Во время одной из наших прогулок (или посиделок, не помню) я прочел эти слова, и Шухов - страшнейший жизнелюб - не омрачился, даже не задумался, а засмеялся: "Вот это уж никак не укладывается у меня в голове - никогда больше не будет". - "А будет?" - спросил поэт Ваня Калашников. "Обязательно, - ответил Иван Петрович. - И не единожды". - Он редко говорил таким языком - и поэтому я запомнил это великолепное и твердое "не единожды"...

Написал и вижу, что разговор о Шухове я начал с самого себя.

Вероятно, это не совсем хорошо, но иначе и быть не может.

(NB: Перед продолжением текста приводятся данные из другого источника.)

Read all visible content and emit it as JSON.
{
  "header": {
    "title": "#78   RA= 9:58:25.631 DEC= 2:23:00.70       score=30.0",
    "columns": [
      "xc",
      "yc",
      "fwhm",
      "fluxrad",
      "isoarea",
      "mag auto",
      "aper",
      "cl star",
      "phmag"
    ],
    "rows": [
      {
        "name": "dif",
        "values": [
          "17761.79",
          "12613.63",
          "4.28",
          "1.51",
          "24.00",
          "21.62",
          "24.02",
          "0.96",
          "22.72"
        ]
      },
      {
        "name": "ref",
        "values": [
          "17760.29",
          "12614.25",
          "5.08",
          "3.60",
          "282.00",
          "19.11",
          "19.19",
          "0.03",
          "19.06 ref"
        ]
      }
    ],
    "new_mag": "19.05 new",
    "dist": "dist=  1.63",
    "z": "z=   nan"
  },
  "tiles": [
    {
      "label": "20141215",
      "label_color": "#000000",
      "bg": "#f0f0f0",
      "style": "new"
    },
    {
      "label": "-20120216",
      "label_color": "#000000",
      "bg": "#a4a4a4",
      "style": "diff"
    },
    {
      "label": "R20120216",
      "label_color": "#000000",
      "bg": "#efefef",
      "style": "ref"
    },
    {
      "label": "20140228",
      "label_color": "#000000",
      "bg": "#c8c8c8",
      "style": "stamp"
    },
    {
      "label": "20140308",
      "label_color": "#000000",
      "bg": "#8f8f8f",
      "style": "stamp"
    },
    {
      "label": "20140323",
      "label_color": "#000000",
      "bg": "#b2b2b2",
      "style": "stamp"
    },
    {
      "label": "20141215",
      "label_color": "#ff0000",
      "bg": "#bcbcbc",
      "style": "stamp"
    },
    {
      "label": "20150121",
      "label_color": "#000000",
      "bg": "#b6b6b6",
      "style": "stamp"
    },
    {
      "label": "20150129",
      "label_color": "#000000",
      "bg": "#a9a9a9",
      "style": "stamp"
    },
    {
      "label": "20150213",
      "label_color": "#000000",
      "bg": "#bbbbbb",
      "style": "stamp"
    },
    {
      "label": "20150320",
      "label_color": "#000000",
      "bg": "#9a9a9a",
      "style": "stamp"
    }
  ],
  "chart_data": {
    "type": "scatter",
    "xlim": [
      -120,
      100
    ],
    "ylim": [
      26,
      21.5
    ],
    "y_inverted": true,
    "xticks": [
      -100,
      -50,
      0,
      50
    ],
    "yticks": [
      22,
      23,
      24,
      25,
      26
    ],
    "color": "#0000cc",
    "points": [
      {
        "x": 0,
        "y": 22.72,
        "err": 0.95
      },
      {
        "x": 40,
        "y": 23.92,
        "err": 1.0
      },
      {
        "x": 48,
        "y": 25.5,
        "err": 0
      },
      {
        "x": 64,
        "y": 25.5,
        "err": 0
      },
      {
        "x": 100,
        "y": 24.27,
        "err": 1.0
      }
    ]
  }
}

Каждое воспоминание о большом человеке, которого ты знал и любил, есть рассказ о твоей собственной жизни. Ведь роль Ивана Петровича в моей жизни была чрезвычайная. Об этом и пишу.

Очень трудно сказать, сколько же Иван Петрович проработал в "Просторе" (тут нужны довольно сложные вычисления). Был автором, членом редакционной коллегии, главным редактором. Журнал за эти годы несколько раз менял название - был он и "Литературный Казахстан", и "Литература и искусство Казахстана", и "Советский Казахстан", - пока не обрел свое настоящее и неотъемлемое - "Простор".

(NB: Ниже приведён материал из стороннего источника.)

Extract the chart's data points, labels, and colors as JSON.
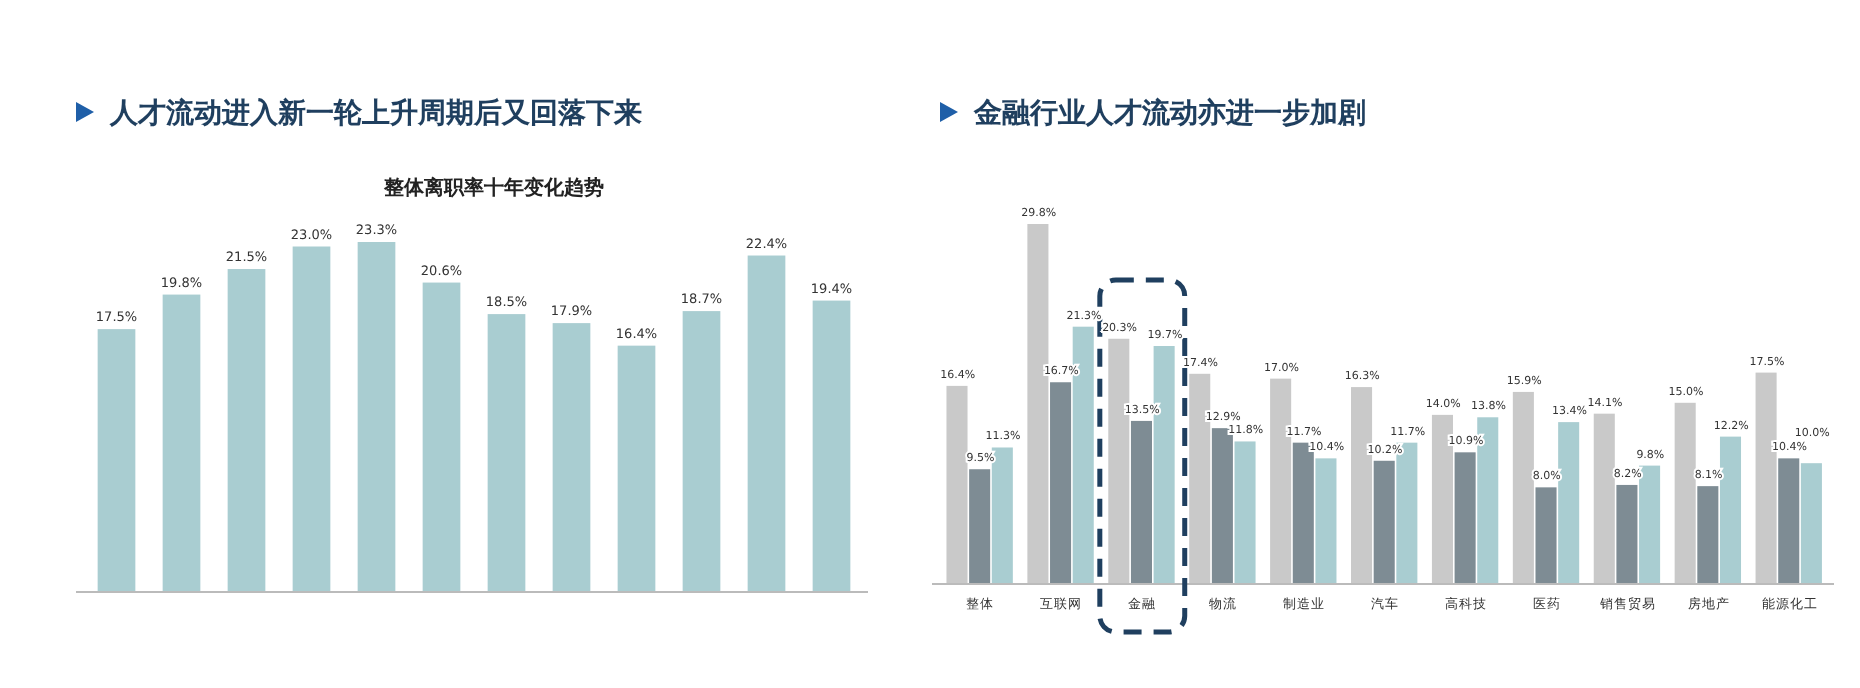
{
  "chart_data": [
    {
      "type": "bar",
      "title": "人才流动进入新一轮上升周期后又回落下来",
      "subtitle": "整体离职率十年变化趋势",
      "categories": [
        null,
        null,
        null,
        null,
        null,
        null,
        null,
        null,
        null,
        null,
        null,
        null
      ],
      "values": [
        17.5,
        19.8,
        21.5,
        23.0,
        23.3,
        20.6,
        18.5,
        17.9,
        16.4,
        18.7,
        22.4,
        19.4
      ],
      "value_labels": [
        "17.5%",
        "19.8%",
        "21.5%",
        "23.0%",
        "23.3%",
        "20.6%",
        "18.5%",
        "17.9%",
        "16.4%",
        "18.7%",
        "22.4%",
        "19.4%"
      ],
      "color": "#a9cdd1"
    },
    {
      "type": "bar",
      "title": "金融行业人才流动亦进一步加剧",
      "categories": [
        "整体",
        "互联网",
        "金融",
        "物流",
        "制造业",
        "汽车",
        "高科技",
        "医药",
        "销售贸易",
        "房地产",
        "能源化工"
      ],
      "series": [
        {
          "color": "#c9c9c9",
          "values": [
            16.4,
            29.8,
            20.3,
            17.4,
            17.0,
            16.3,
            14.0,
            15.9,
            14.1,
            15.0,
            17.5
          ],
          "value_labels": [
            "16.4%",
            "29.8%",
            "20.3%",
            "17.4%",
            "17.0%",
            "16.3%",
            "14.0%",
            "15.9%",
            "14.1%",
            "15.0%",
            "17.5%"
          ]
        },
        {
          "color": "#7e8c94",
          "values": [
            9.5,
            16.7,
            13.5,
            12.9,
            11.7,
            10.2,
            10.9,
            8.0,
            8.2,
            8.1,
            10.4
          ],
          "value_labels": [
            "9.5%",
            "16.7%",
            "13.5%",
            "12.9%",
            "11.7%",
            "10.2%",
            "10.9%",
            "8.0%",
            "8.2%",
            "8.1%",
            "10.4%"
          ]
        },
        {
          "color": "#a9cdd1",
          "values": [
            11.3,
            21.3,
            19.7,
            11.8,
            10.4,
            11.7,
            13.8,
            13.4,
            9.8,
            12.2,
            10.0
          ],
          "value_labels": [
            "11.3%",
            "21.3%",
            "19.7%",
            "11.8%",
            "10.4%",
            "11.7%",
            "13.8%",
            "13.4%",
            "9.8%",
            "12.2%",
            "10.0%"
          ]
        }
      ]
    }
  ]
}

Представляю себе, как это название, вернее наименование, пришлось по душе Ивану Петровичу - ведь он был природный степняк, - его небольшая, но сильная фигура, широкая грудь, руки, которые умели не только держать перо, но и диких коней обуздывать (он сам мне рассказывал пару таких случаев из своей юности) - все это требовало степного простора, степной бескрайности.

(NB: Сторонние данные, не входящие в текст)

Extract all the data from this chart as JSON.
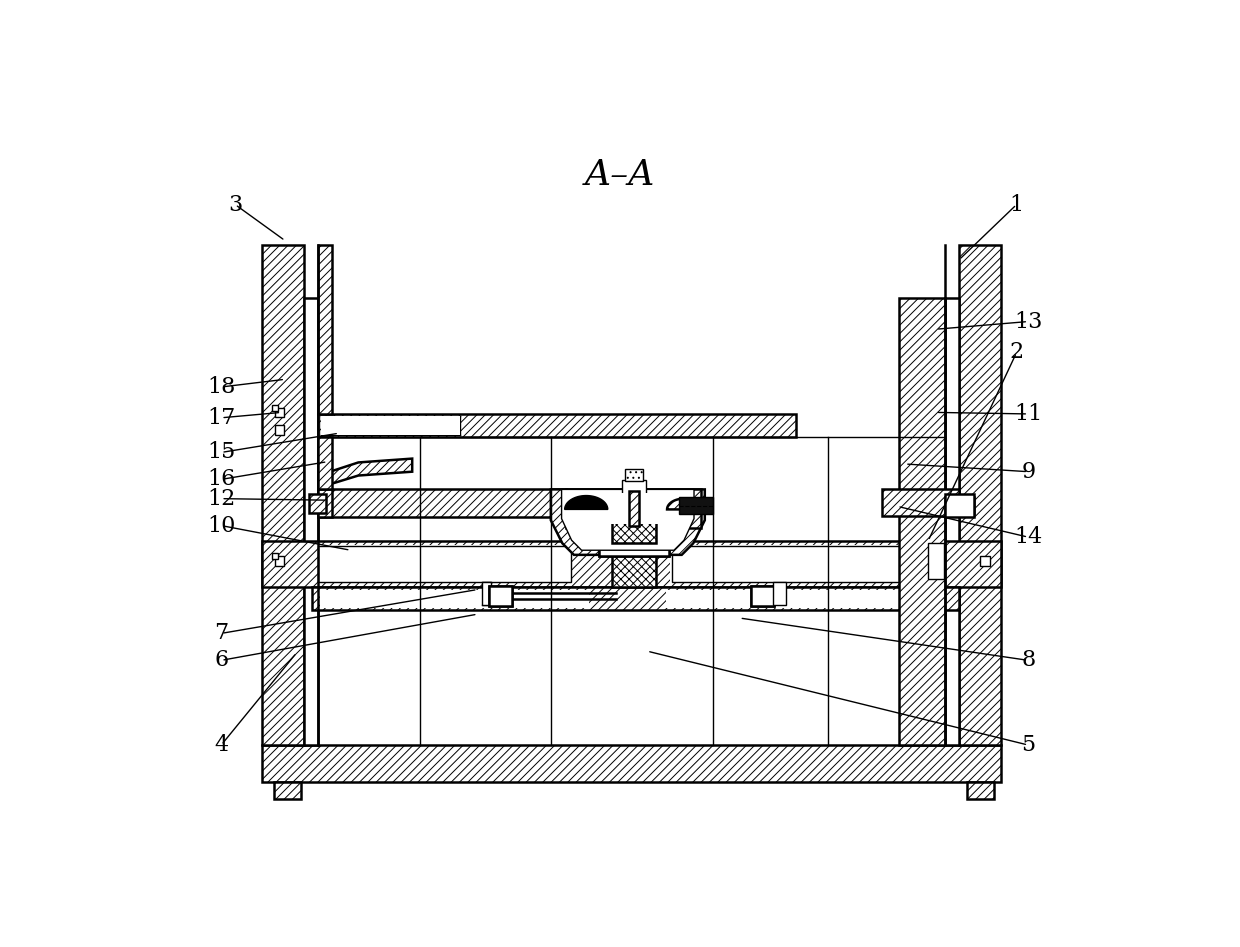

В трудные годы (а они были!) он ехал - нет, кидался в свою Пресновку, и она всегда выручала его. Возвращался он окрепший, - пространством и временем полный, - забывший, вернее, стряхнувший с себя - как сухую дорожную пыль все беды и неприятности... А вот к людям он относился не так. К сожалению, тут мои возможности обрезаны. Обрезаны им самим.

К сорокалетию журнала, как и многие старожилы, я написал воспоминания. Он прочел их и решительно перечеркнул страницы, посвященные ему и его работе с начинающими писателями, - людьми часто сирыми, ни в чем не уверенными. "Нет, так не годится. Это что же такое? Про покойника, что ли, пишете?" рассердился он.

...Это была моя первая стычка с Иваном Петровичем. Все остальные кончались смехом. Он давал мне иногда рукописи на консультацию, не часто рукописей в те давние, довоенные годы было мало, сотрудники справлялись сами, и денег не было, чтоб оплатить рецензию. Но, конечно, когда это требовалось, мы читали бесплатно, да и было-то нас, творческого актива журнала, раз, два и обчелся - П. Кузнецов, Л. Макеев, Д. Онегин, Н. Титов, В. Чугунов, И. Калашников, я, ну и, конечно, сам Иван Петрович.

Так вот, однажды, когда была вынута из стола одна рукопись, Иван Петрович сказал: "Почитайте-ка, пожалуйста". "И отзыв дать?" - спросил я. "Нет, отзыва не надо, - ответил Шухов. - Понимаете, я прочитал и вот - не знаю. Рукопись явно не подходит - очень уж лично, вся разваливается по кускам, без сюжета и, как бы вам сказать, нескончаема - ее можно и бросить на любой странице, и продолжать до бесконечности: с диалогами плохо, с характерами тоже".